I could hear the theatrical sigh all the way upstairs in my office. A moment later, Daniel knocked on my door. I was surprised. I wouldn’t have believed a knock could actually sound exasperated.
“You won’t believe what we have to do for school,” he said. “We have to look at the moon.” He looked at me for reaction and seemed to be annoyed I wasn’t sharing his sense of outrage. We have looked at the moon through our small telescope. We’ve watched documentaries on television about the Apollo missions. I thought it would be right up his alley.
“But we can’t use a telescope,” he said. “We can’t look it up on the Internet or anything. We’re supposed to just look.” I got another sigh that belied the weight of the world on his fifth grade shoulders. “How can I find out anything about the moon just by looking at it with my eyes?”
It occurred to me this was a case of too much information. We’ve trained telescopes on the moon for four hundred years. We’ve sent spacecraft past it. A dozen men have walked on it. When you can go to a museum and inspect a piece of the moon up close, what can you discover with a standard set of eyeballs from a quarter million miles away?
So far, we’ve determined the moon rises later every night as it goes from a crescent to a full moon. It moves quite a lot compared to the stars. The moon seems to move about ten moon-diameters east every day. The stars have moved slightly in the past couple of weeks, but nowhere near as fast as the moon. We figured that meant the stars were farther away than the moon. We also figured out the clouds are closer than the moon. A number of nights, clouds prevented us from seeing the moon. However, we’ve never seen any clouds covered up by the moon.

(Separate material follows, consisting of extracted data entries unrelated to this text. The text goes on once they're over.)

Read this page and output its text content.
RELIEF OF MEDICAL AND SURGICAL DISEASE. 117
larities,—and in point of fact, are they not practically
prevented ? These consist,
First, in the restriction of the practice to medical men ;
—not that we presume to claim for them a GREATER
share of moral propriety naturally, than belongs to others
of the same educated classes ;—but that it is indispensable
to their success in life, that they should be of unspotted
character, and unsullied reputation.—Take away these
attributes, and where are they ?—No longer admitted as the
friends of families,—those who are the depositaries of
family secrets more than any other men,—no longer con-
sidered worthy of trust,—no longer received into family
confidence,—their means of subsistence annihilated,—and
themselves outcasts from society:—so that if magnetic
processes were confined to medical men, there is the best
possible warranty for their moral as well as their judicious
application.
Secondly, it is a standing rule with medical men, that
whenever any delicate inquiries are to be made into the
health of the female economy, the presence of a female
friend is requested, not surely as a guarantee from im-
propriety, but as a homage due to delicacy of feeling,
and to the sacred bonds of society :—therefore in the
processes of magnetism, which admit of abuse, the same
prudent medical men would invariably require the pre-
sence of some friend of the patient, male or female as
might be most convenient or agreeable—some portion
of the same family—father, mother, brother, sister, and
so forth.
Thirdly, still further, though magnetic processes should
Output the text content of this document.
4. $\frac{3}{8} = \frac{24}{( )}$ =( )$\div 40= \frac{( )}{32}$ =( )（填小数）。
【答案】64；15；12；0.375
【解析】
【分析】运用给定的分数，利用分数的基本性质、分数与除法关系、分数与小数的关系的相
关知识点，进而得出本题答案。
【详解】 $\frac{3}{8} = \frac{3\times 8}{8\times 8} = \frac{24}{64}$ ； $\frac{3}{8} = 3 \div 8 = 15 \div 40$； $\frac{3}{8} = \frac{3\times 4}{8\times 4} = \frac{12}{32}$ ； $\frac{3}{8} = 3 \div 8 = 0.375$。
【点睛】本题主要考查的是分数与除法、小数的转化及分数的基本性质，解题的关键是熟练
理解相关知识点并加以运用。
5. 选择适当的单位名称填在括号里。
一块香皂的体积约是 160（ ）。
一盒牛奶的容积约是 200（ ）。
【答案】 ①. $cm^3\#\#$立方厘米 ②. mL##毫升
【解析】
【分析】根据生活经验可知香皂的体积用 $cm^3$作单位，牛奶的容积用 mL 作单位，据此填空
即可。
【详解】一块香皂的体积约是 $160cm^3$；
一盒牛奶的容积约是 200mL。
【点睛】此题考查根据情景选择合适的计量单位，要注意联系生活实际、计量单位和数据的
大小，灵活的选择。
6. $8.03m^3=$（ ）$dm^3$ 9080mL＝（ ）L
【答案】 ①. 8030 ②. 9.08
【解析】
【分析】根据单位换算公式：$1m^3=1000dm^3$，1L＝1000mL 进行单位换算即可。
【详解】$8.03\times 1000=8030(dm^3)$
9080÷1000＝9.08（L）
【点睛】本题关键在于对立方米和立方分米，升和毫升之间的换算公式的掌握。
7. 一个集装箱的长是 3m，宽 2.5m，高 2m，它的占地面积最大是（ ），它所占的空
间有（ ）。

“It’s funny we were able to think of something when we didn’t see it,” said Daniel.
We also figured out the moon always faces the same way towards us. It was possible the moon was rotating once a day and we just happened to be catching it at the same time every night. However, last Saturday we switched to Daylight Savings Time, so while we were still looking at the moon at 8:30 on Sunday night, it was like we were looking at it at 7:30 Saturday night. And it looked the same every time.
Since the spots on the moon always looked the same to us, we determined they weren’t clouds. Clouds on Earth move and change shape. And since there are no clouds on the moon, there probably wasn’t any rain or snow either. That meant the spots probably weren’t lakes or oceans. Daniel thought they might be “bumps”. He noticed the edge of the moon – where sunlight meets darkness – didn’t seem to be completely straight. I couldn’t tell for sure, but gave Daniel the benefit of the doubt since his eyes are thirty years younger than mine.
I’m not sure if all this adds up to ten things about the moon or not. We’ve only been at it for a couple of weeks. In any case, none of our discoveries are – pardon the phrase – Earth shattering. But it made us think about the people who looked and sat and thought about the moon when they didn’t have all the modern conveniences we have now. And considering how much we could figure out just by looking at the moon for a few extra minutes every night, it makes me wonder how much more we might be able to see around us if only we look a little harder than normal.